The first step is to walk: coast to coast

“We are trying to find new experiences that are carbon neutral. We have an experience where you can cross from the Pacific to the Atlantic just using your own energy. You start in the Pacific in a sailing boat – seven hours – until you get to the entrance of a river, then you take a bike and you bike for two days to the top of the mountains. Then you trek through the jungle in an amazing forest that has not been touched by humans and then you descend to the Caribbean through the most beautiful and clear rivers that you will see in your life.

“It’s an experience of at least six days which shows you we don’t need fossil fuels to discover a place.

“There are so many activities you can do that can connect you to nature and will make you understand why nature is important that are based on your own energy.”

Indigenous groups

“There is a big opportunity to learn from the indigenous community. I am from an indigenous culture myself which has allowed us as a government to start integrating, not only indigenous people, but also African diaspora, these amazing cultures that came from Africa but were slaves 500 years ago and nowadays have a very big opportunity to be integrated into these development plans.

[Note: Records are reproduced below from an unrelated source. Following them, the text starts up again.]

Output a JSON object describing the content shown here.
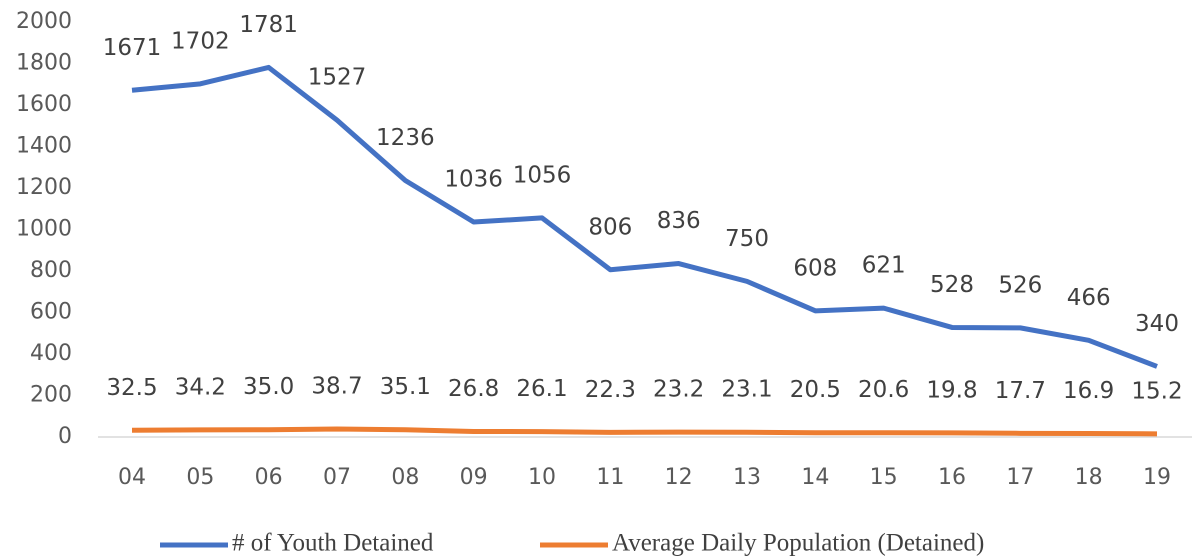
{
  "chart_data": {
    "type": "line",
    "categories": [
      "04",
      "05",
      "06",
      "07",
      "08",
      "09",
      "10",
      "11",
      "12",
      "13",
      "14",
      "15",
      "16",
      "17",
      "18",
      "19"
    ],
    "series": [
      {
        "name": "# of Youth Detained",
        "color": "#4472c4",
        "values": [
          1671,
          1702,
          1781,
          1527,
          1236,
          1036,
          1056,
          806,
          836,
          750,
          608,
          621,
          528,
          526,
          466,
          340
        ]
      },
      {
        "name": "Average Daily Population (Detained)",
        "color": "#ed7d31",
        "values": [
          32.5,
          34.2,
          35,
          38.7,
          35.1,
          26.8,
          26.1,
          22.3,
          23.2,
          23.1,
          20.5,
          20.6,
          19.8,
          17.7,
          16.9,
          15.2
        ],
        "value_labels": [
          "32.5",
          "34.2",
          "35.0",
          "38.7",
          "35.1",
          "26.8",
          "26.1",
          "22.3",
          "23.2",
          "23.1",
          "20.5",
          "20.6",
          "19.8",
          "17.7",
          "16.9",
          "15.2"
        ]
      }
    ],
    "ylim": [
      0,
      2000
    ],
    "yticks": [
      0,
      200,
      400,
      600,
      800,
      1000,
      1200,
      1400,
      1600,
      1800,
      2000
    ],
    "grid": false,
    "legend": "bottom"
  }
}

And also we are working with the Mestizos communities that have Spanish descendants and also have a culture that is connected to nature because they live from there, their agriculture depends on nature.

“Understanding how these different cultures interact with nature and have developed knowledge over centuries and millennia can provide big solutions to this global crisis.

“Maybe talking to them we will be able to find solutions that we didn’t know were able to be found.”